東京都の第二地銀である東日本銀行は1月17日、NECが提供するオープン勘定系システム「BankingWeb21」の採用中止を明らかにした。「既存システムの更新時期である来年1月までに、BankingWeb21の完成が間に合わない可能性が高まったため」(事務管理部の杉山典久主任調査役)。いったん決めたBankingWeb21の採用をキャンセルするのは、大光銀行(新潟県)に続き2行目。NECがBankingWeb21の開発にてこずり、第1号ユーザーである八千代銀行(東京都)の稼働が2年遅れた。
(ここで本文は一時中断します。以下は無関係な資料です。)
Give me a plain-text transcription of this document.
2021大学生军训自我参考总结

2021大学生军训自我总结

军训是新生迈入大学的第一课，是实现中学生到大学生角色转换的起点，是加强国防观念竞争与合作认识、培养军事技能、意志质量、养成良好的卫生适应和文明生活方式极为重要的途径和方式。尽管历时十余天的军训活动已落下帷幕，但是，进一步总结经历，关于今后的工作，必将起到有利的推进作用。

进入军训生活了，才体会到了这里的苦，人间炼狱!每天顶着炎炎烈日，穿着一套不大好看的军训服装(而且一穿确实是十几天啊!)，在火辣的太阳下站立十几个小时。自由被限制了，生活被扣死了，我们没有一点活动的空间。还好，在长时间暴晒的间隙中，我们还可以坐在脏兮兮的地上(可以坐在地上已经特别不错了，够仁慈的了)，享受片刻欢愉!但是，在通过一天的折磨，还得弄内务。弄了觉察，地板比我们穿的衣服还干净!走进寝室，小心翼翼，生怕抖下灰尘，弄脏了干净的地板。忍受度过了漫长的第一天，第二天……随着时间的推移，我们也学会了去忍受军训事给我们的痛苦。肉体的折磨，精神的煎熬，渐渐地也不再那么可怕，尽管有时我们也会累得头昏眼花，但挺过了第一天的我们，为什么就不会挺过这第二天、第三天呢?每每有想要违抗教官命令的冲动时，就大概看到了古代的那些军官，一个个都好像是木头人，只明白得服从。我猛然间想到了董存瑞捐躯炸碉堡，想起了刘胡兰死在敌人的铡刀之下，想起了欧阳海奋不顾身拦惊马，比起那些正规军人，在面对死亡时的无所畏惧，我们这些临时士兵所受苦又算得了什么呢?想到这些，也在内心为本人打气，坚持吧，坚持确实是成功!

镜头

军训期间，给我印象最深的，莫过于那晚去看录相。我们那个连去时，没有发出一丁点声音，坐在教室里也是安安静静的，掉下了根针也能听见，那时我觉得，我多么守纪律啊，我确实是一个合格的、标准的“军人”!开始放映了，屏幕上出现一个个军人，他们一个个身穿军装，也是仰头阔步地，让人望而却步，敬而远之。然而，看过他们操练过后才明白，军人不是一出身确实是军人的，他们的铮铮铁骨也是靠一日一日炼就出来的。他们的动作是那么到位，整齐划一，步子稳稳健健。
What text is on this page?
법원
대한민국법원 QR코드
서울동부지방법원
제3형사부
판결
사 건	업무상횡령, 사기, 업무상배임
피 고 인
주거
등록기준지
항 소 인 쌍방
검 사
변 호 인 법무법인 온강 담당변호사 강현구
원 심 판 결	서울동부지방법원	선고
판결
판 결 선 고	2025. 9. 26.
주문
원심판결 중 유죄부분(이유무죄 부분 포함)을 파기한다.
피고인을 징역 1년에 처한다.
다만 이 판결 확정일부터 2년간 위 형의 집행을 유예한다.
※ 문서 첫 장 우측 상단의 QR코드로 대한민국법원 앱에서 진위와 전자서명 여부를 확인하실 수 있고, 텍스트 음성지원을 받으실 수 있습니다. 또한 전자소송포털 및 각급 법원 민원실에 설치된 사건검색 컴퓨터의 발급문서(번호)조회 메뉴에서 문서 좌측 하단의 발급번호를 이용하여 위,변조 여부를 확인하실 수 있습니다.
その影響が後続の採用行に及んだ。

 東日本銀行の現行勘定系は、富士通が開発した地銀向けシステムをベースにしたもの。これを同行は大光銀行と共同利用している。東日本銀行と大光銀行は2002年6月、次期共同システムとしてBankingWeb21の採用を決めた。しかし、大光銀行は昨年7月にBankingWeb21の導入を撤回、来年1月をメドに日本ユニシスが提供する地銀向けシステムに切り替えることにした。これを受け東日本銀行もBankingWeb21の導入可能性について検討を続け、今回の結論に達した。

 東日本銀行と大光銀行が現在利用している共同システムのホスト(富士通製メインフレーム)は来年1月にリース切れを迎える。このため、東日本銀行は年末に富士通製メインフレームを新機種に更新する。ただしメインフレームの更新後も、アプリケーションは現行のものをそのまま利用する。これにより「移行のリスクやコストを最小限に抑える」(杉山主任調査役)。現行システムは仕様上、24時間連続で稼働できないが、「1日の停止時間は深夜30分だけなので当面は問題ない。今後の24時間化については現時点では未定」とする。

 今回の決定に併せ、東日本銀行は勘定系を中核とする基幹系システムの開発・保守・運用を、富士通にアウトソーシングする。契約期間は来年4月から8年間。契約金額は公表していない。アウトソーシングに伴い、来年3月末までをメドに、同行のシステム子会社である関東データセンターの株式のうち95%を、富士通に譲渡する。富士通は買収したシステム子会社を、主に中小地銀向け共同システムの運営会社に発展させていく考え。中規模以上の地銀向けには、別の勘定系パッケージ「PROBANK」を展開していくと見られる。

 ここ数年、自社の地銀ユーザーを他社に奪われ続けてきた富士通にとって、東日本銀行の決断は、久しぶりの朗報である。一方、NECにとっては、BankingWeb21の導入を予定する他の6行(愛媛・トマト・びわこ・高知・大東・三重)に影響が及びかねない一大事である。